Hacker News new | ask | show | jobs
by manlio 4088 days ago
> I've pretty much determined that some degree of manual review will be needed

You're spot on with everything. I did a lot of manual review and the site already filters out "NO REMOTE", "REMOTE no", "Remote not" and "No Remote" entries. I did spot the "Remote work isn’t an option" post, but I decided I'm not going to write that kind of completely ad-hoc filtering rules, it's just ugly.

4 comments

You could break the text up into sentences [1] and do sentiment analysis [2] on the sentences with 'remote' in. Then flag based on that.

[1] https://opennlp.apache.org/documentation/1.5.3/manual/opennl...

[2] http://nlp.stanford.edu/sentiment/

Wikify it.

Let users can log in and change the remote/non-remote status (and other attributes).

Have some kind of trust system (could be linked to HN points or whatever).

(Even better if the YC guys made a custom job board where you fill in a form with all the details so there is no inconsistency.)

Or you could hire people to do it via oDesk or Mechanical Turk. Not so interesting technically, but it's a job people are good at.
Hire people for cheap to help people be hired for $$$, with no reward for the upsell. Brilliant! :)
Sentiment analysis probably isn't the right option here, though it may work.

I think a combination of dependency parsing[1] and regex is the way to go.

regex examples: "Remote: No", "No remote please"

Dependency parsing examples: ""Remote work isn’t an option", "Remote work will not be considered"

[1] look for negation in the parse tree using something like http://demo.ark.cs.cmu.edu/parse?sentence=Remote%20work%20is...

Sentence segmentation and sentiment analysis may be overkill.

N-grams + Naive Bayes is potentially Good Enough.

All these strategies are interesting, but I'm afraid we are over-engineering the problem here. The pretty simplistic strategy I'm using now is basically just pattern matching, and so far I had only 4 misplaced posts out of the 840 for April alone: that is < 0.5%. And it's blazing fast! I can rebuild the entire db in less then 30 seconds.

Given these number I believe pretty much everything more complicated than that would be a total overkill... Good food for thoughts though!

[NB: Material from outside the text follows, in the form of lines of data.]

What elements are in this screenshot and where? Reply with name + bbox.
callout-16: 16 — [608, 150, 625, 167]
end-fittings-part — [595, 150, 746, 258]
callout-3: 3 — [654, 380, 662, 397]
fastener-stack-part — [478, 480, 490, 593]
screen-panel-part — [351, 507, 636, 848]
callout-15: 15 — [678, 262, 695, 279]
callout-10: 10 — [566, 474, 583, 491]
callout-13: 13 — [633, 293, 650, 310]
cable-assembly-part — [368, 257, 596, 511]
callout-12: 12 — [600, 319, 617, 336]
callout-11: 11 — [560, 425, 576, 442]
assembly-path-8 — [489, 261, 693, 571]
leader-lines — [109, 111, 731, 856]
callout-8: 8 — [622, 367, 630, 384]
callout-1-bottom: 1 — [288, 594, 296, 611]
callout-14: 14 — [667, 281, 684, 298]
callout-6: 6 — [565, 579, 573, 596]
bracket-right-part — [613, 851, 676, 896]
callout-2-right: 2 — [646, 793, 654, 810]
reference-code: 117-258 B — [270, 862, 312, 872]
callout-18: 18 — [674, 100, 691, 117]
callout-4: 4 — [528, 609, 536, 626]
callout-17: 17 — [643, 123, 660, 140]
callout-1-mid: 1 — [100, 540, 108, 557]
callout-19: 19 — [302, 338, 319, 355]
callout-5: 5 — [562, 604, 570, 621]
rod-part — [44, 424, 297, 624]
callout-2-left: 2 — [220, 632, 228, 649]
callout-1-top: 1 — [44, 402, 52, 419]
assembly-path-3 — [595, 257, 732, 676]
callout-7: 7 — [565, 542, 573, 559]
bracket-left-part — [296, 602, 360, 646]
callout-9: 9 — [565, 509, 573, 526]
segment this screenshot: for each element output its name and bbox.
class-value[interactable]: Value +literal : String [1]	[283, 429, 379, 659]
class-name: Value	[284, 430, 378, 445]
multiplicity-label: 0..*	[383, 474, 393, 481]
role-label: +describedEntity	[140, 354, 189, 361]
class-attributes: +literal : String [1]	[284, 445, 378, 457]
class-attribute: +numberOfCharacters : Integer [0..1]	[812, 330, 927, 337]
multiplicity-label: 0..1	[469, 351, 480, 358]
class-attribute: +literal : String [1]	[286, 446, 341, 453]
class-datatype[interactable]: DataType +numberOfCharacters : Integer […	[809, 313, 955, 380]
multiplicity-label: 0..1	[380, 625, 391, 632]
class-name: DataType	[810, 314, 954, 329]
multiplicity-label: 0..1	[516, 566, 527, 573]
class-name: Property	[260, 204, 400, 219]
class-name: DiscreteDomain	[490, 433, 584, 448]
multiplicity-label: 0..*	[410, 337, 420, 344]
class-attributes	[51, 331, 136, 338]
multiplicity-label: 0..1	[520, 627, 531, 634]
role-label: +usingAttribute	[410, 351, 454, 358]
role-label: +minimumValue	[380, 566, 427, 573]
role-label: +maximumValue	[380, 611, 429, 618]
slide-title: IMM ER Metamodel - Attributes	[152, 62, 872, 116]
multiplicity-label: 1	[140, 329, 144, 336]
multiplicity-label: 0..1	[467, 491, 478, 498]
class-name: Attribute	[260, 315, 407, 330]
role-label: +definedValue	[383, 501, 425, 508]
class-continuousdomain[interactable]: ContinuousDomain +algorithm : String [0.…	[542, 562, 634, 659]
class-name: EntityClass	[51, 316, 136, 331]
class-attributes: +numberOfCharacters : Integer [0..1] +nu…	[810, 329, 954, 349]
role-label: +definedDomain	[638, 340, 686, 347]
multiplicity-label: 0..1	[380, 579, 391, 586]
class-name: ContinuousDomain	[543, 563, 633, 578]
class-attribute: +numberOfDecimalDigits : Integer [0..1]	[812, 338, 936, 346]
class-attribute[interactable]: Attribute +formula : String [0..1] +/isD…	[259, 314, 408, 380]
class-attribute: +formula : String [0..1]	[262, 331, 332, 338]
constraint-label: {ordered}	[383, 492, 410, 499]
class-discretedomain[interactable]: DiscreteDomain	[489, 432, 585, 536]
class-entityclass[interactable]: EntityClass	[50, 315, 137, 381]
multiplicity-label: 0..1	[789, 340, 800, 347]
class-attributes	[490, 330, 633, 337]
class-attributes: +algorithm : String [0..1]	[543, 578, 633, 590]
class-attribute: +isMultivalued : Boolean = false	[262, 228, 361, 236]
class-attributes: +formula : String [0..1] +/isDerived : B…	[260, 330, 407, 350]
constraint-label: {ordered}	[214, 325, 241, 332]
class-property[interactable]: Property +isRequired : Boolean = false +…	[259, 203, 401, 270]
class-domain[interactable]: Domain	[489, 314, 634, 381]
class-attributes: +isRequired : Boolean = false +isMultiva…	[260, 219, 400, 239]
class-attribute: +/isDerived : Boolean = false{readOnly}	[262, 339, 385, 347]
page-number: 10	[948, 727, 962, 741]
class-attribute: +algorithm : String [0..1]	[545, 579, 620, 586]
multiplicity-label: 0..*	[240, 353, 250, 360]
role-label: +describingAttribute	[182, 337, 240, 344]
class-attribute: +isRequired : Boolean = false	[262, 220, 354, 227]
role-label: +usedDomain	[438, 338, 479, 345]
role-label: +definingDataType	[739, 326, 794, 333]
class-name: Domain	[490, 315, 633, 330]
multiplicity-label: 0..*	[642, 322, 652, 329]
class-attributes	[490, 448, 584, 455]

I just manually curate in these cases. HN hiring threads don't ever exceed a level where 0.5% manual review would be onerous.
I think you will need 100% manual review to find those 0.5%
In my experience with data quality management, manual translation of these edge cases is not pleasant. Yet it can be very valuable. It's a bit like "online learning" in machine learning - each time an error is found, you provide the correct answer. Yes, you might end up with a long array of phrases/regexes to check against. However, it scales just right for the amount of data you have and provides high quality results.
> REMOTE no

"REMOTE no problem!" :) Just kidding. Great job.